Она всю жизнь носила в себе его предательство. И о Его предательстве ей неловко было слушать: он, взрослый, много переживший мужчина, каялся, как школьник кается в том, что взорвал пистоны под стулом учителя. Да и вообще: она столько лет мечтала услышать от него что-то подобное, а теперь ей не хотелось, чтобы он так мучился в разговоре с ней. Мучения были совсем ни к чему.
Но Борис продолжал:
– В течение жизни я многого боялся… Боялся и делал карьеру. Вместо того чтобы думать, как вернуть в свою жизнь тебя и детей. Когда я попал в Израиль, меня закружил этот вихрь: у меня без конца брали интервью о том, как я вырвался из Советского Союза… Я стал звездой… Мне это понравилось… К тому же я считал себя жертвой режима, жертвой обстоятельств… Потом, правда, я пришел в себя и вернулся к преподаванию физики… Иногда делал разные полезные вещи для других людей… Знаешь, я тут участвую в посадке деревьев…
– Я ни в чем тебя не обвиняю, – прервала его Людмила и затушила сигарету.
– Прости, что так много болтаю о себе, – сказал Борис.
– Я не имею права тебя судить и отпускать грехи, – продолжила Людмила. – Я не уполномочена. Найди для этого кого-нибудь в своем Иерусалиме. Или где ты там живешь… Я ведь и сама… Что тут добавить? Разве то, что мы исковеркали жизни наших детей… Хотя, наверное, я как-то резко выразилась. Уж прости.
– Позволь… позволь мне спросить у тебя: ты… ты… до сих пор одна? – спросил Борис.
– Это еще одна амбиция, которая все эти годы не давала тебе покоя? Тебе хотелось, чтобы я осталась одна? Хорошо! Я одна… Но не потому, что я до сих пор люблю… тебя… то есть такого, как ты… Нет… Я человек науки, который бесстрашно смотрит фактам в лицо: у меня не получилось быть с тобой, да и вообще с мужчинами… После тебя мне все казались какими-то мелкими, слабыми…
– Прости меня, Люда, – сказал Борис, – прости меня за все…
– Что уж теперь, – еле слышно отозвалась Людмила. – Ты тоже меня прости.
Они снова немного помолчали.
– Ты спросил меня, верю ли я в Бога? Я не знаю. А ты? Ты веришь? – продолжила разговор Людмила, не желая заканчивать его на такой трудной ноте.
– Я много думал об этом… Я не знаю, верю ли я в Бога, но я точно знаю, что верю… Богу… Верю его делам, его решениям. Верю, что нам всем эта история зачем-то была нужна…
– Может быть, чтобы с помощью Маши и ее возлюбленного наконец решить ваш извечный конфликт? – с улыбкой сказала Людмила.

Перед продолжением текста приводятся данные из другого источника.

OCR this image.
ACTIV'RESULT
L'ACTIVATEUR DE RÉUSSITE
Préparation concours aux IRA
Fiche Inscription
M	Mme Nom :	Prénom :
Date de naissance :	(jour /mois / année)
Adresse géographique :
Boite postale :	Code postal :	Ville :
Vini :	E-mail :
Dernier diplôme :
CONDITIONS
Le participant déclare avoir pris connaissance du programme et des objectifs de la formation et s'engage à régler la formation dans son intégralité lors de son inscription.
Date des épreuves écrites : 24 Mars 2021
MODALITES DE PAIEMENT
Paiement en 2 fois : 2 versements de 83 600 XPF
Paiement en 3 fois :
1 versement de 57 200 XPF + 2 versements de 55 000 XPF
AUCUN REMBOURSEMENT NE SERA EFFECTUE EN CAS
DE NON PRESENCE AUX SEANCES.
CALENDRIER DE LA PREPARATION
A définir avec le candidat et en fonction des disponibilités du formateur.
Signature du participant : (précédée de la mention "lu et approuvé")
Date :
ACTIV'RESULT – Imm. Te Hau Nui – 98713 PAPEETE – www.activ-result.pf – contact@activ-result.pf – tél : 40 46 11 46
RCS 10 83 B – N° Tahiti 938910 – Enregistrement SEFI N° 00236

– Как бы там ни было, – сказал он, – если вдруг у Маши с тем… ливанцем будет ребенок, он точно не сможет выступать ни против одной, ни против другой стороны… На совершенно законных основаниях! И это уже хорошо!
Занавески шевельнулись от теплого ветра.
– Люда, ты знаешь, через несколько дней я приеду в Москву, на конференцию… Ты могла бы увидеться со мной? – осторожно проговорил Борис.